Al parecer la cosa está muy controlada y no hay riesgo de contagio en el recinto hospitalario mientras se analizan todas las pruebas pertinentes en los laboratorios del Gómez Ulla en Madrid. Pero los más desconfiados siguen preguntándose si pudo haber algún contacto en el traslado por avión junto a una de las personas evacuadas del crucero MV Hondius hasta su actual estancia sellada. Todo son rumores por los mentideros de Alicante sin suficiente y aclaratoria réplica sanitaria.
En España hay actualmente 7 unidades especializadas incluida la de Valencia, pero ninguna en nuestra provincia. Seguimos siendo punto de enlace marítimo entre el Magreb y Francia, aeropuerto apriorísticamente turístico (baste citar Benidorm o Torrevieja, incluso la propia capital cuando se trata de demografía vacacional), y, por lo tanto, corremos riesgos superiores incluso a la capital de la Comunitat Valenciana, y por supuesto ciudades y pueblos del interior foráneos al comercio e industria de sol y playa.
Todo ello nos lleva a pensar si Alicante no debiera tener, o mejor dicho, siguiese sin tener un equipamiento parejo a los otros que ya existen en España, simple y llanamente por nuestro nivel de riesgo en su ámbito situacional del Mediterráneo. Quizás vaya siendo hora de exigirlo a Pérez Llorca, teniendo en cuenta el millón de personas que se reúnen en torno al litoral alicantino contando también segundas viviendas vacacionales. Alcoy, aislada en sus valles, fue la mayormente mortificada por el coronavirus.
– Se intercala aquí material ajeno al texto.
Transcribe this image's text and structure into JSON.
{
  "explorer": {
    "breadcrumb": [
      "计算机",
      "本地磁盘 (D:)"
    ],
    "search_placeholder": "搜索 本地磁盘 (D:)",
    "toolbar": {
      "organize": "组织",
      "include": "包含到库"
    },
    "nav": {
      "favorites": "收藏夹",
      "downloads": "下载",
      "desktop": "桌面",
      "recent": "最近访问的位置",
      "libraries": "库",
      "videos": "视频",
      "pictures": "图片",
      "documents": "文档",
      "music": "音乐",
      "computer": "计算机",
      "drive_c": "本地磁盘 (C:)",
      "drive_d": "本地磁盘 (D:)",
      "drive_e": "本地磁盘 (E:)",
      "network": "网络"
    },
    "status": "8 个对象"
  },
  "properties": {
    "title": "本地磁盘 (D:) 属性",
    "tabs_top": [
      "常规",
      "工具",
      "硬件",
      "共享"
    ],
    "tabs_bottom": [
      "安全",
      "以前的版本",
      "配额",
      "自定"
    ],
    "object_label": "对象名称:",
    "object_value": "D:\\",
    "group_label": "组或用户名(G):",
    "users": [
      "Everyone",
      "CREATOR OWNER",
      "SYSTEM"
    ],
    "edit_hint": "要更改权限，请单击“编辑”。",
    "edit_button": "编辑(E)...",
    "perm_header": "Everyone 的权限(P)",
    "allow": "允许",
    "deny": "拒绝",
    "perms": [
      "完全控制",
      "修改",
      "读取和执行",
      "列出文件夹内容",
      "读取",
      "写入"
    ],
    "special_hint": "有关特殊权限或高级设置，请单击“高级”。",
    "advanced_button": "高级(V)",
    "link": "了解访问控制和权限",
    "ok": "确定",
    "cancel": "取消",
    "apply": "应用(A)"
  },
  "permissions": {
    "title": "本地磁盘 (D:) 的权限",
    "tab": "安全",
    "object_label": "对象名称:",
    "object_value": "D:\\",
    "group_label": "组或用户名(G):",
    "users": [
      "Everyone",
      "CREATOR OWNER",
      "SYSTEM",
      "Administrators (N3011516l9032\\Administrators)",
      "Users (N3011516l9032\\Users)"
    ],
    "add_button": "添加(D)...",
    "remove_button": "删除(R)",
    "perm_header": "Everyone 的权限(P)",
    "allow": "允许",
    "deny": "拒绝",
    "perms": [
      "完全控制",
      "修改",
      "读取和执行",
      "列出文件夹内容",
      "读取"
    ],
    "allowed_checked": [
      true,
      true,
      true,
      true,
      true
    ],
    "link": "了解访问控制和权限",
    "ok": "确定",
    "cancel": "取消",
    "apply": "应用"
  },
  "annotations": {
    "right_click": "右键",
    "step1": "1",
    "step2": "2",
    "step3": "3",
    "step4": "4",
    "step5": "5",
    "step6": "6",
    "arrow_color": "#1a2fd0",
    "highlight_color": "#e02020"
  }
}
Pero mañana podemos ser otros limítrofes entre comarcas abiertas porque el hantavirus se transmite por contagio directo de persona a persona, y eso sí que es comprometido (como hace siglos lo fue la Peste Negra).
Las autoridades universitarias, la Diputación y mayormente el alcalde Luis Barcala, que tanto viaja a Madrid y Valencia, debiera ser el mayor implicado (también el de Elche y los del Vinalopó) para conseguir este centro absolutamente preventivo. No sea que un malhadado día tengamos que cerrar la línea marítima con Orán o, todavía más infausto clausurar por un tiempo en el aeropuerto de El Altet. ¿Una exageración? No parecía que después de tan corto espacio temporal tuviésemos que poner los muertos del hantavirus sobre los cadáveres del coronavirus.